Extrahepatic biliary atresia can be defined as a progressive necroinflammatory process involving a segment or the entire extrahepatic biliary tree leading to loss of patency of the lumen and obstruction to bile flow . EHBA occurs in 8 in 15000 live births resulting in 250 to 400 new cases per year in the USA . Although we don't have a documented incidence rate of the disease in Iran, we encounter these cases frequently, especially in summer and winter. The pathogenesis of EHBA remains a mystery, though most of the causal theories and research to date can be grouped into four main categories: infectious or toxin exposure, abnormal morphogenesis, genetic predisposition and immune dysregulation . Reovirus and Rotavirus particles have been found in liver and bile duct remnants of patients with EHBA [2, 3]. Evidence for human papilloma virus (HPV) types 6 and 18 has also been reported . There is no evidence for a causative role by hepatitis B or C in the disease . The available data about EBV is rather limited, but there is a serologically documented case on record . However, EBV-associated hepatitis is well recognized .

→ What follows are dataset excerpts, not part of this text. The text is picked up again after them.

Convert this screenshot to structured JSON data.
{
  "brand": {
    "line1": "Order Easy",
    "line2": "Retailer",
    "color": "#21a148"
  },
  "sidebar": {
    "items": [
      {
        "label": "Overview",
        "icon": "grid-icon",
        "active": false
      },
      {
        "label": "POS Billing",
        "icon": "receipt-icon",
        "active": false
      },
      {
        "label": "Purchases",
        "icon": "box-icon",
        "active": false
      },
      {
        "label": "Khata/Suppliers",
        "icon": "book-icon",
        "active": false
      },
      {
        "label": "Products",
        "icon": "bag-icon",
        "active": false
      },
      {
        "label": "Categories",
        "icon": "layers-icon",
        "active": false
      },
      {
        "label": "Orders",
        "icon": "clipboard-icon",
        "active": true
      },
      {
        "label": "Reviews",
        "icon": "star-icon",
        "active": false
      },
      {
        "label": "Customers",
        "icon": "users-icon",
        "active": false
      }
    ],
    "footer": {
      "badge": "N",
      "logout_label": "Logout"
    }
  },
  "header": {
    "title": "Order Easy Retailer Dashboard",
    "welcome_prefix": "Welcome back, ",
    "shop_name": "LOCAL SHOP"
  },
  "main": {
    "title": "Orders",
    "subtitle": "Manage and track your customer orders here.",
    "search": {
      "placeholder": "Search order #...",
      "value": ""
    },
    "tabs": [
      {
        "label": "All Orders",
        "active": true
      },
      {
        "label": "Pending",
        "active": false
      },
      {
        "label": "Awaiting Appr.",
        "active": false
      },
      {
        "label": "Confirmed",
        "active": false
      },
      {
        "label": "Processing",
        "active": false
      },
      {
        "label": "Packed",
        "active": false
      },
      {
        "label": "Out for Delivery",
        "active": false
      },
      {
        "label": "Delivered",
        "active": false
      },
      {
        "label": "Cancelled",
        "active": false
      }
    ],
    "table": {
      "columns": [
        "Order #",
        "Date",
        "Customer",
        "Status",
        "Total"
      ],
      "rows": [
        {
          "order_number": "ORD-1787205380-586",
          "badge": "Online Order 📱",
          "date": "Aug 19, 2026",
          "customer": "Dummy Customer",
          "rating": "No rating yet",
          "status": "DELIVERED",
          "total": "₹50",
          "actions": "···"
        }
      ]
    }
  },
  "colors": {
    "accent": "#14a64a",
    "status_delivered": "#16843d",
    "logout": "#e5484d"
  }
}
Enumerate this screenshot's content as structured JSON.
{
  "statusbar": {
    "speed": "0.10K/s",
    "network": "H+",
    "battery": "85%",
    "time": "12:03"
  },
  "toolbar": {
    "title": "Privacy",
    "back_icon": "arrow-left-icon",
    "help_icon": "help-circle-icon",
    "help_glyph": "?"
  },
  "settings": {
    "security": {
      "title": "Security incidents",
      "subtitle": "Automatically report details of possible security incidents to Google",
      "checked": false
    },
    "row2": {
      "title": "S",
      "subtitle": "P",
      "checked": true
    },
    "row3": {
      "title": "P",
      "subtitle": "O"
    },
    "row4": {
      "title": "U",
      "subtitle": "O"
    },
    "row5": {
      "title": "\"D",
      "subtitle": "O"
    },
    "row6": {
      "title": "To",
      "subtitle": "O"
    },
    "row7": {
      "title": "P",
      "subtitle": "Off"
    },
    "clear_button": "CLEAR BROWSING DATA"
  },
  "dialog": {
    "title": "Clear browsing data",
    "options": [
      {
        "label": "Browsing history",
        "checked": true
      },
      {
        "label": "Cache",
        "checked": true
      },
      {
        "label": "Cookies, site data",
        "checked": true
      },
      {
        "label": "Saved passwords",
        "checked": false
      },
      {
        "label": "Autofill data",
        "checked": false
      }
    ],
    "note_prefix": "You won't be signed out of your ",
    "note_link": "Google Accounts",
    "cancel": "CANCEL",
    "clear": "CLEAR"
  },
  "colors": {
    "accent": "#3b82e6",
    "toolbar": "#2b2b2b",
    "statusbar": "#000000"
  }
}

EBV is a member of the herpesvirus family. As with other herpesviruses, EBV is an enveloped virus that contains a DNA core surrounded by an icosahedral nucleocapsid and infection is endemic around the world . It is now known that EBV infects 90% of the world's adult population. Upon infection, the individual remains a lifelong carrier of the virus . Available detection methods for EBV are: PCR, in situ hybridization (ISH) and immunohistochemistry (IHC). ISH is the standard procedure for detecting EBV-encoded RNAs (EBERs) . According to some authors, PCR and chromogenic in situ hybridization (CISH) are equally sensitive in detecting EBV in routinely processed liver biopsies, while IHC is an insensitive method . Although larger biopsies are generally needed for CISH, in contrast to PCR, it allows identification and distinction of infected cell types . This is generally considered an advantage, since the correct diagnosis of EBV hepatitis requires detection of the EBERs in parenchymal cells, not periportal lymphocytes . The ready implementation of ISH in pathology laboratories makes it a useful ancillary tool in confirming the diagnosis of EBV infection in equivocal cases. This technique is based on detection of EBV-encoded RNAs (EBERs). EBER 1 and 2 are nonpolyadenylated, uncapped, noncoding RNAs of 167 and 172 nucleotides respectively, and are expressed abundantly in nearly all EBV-infected cells . Peptide nucleic acid (PNA) probes are usually employed for hybridization. PNA molecules are DNA mimics, where the negatively charged sugar-phosphate backbone of DNA is replaced by a neutral polyamide backbone formed by repetitive units of N-(2-aminoethyl) glycine . Individual nucleotide bases are attached to each of the units to provide a molecular design that enables PNA to hybridize to complementary nucleic acid targets according to the Watson and Crick base-pairing rules. The synthetic backbone provides PNA probes with unique hybridization characteristics, such as more rapid and stronger binding to complementary targets .
EBV infection is seen in Iran rather commonly and we suggest a role for it at least in a fraction of EHBA cases. There is limited data in EHBA on the role of EBV infection, so we decided to study the presence of EBV virus in a series of 16 proven EHBA cases by CISH technique.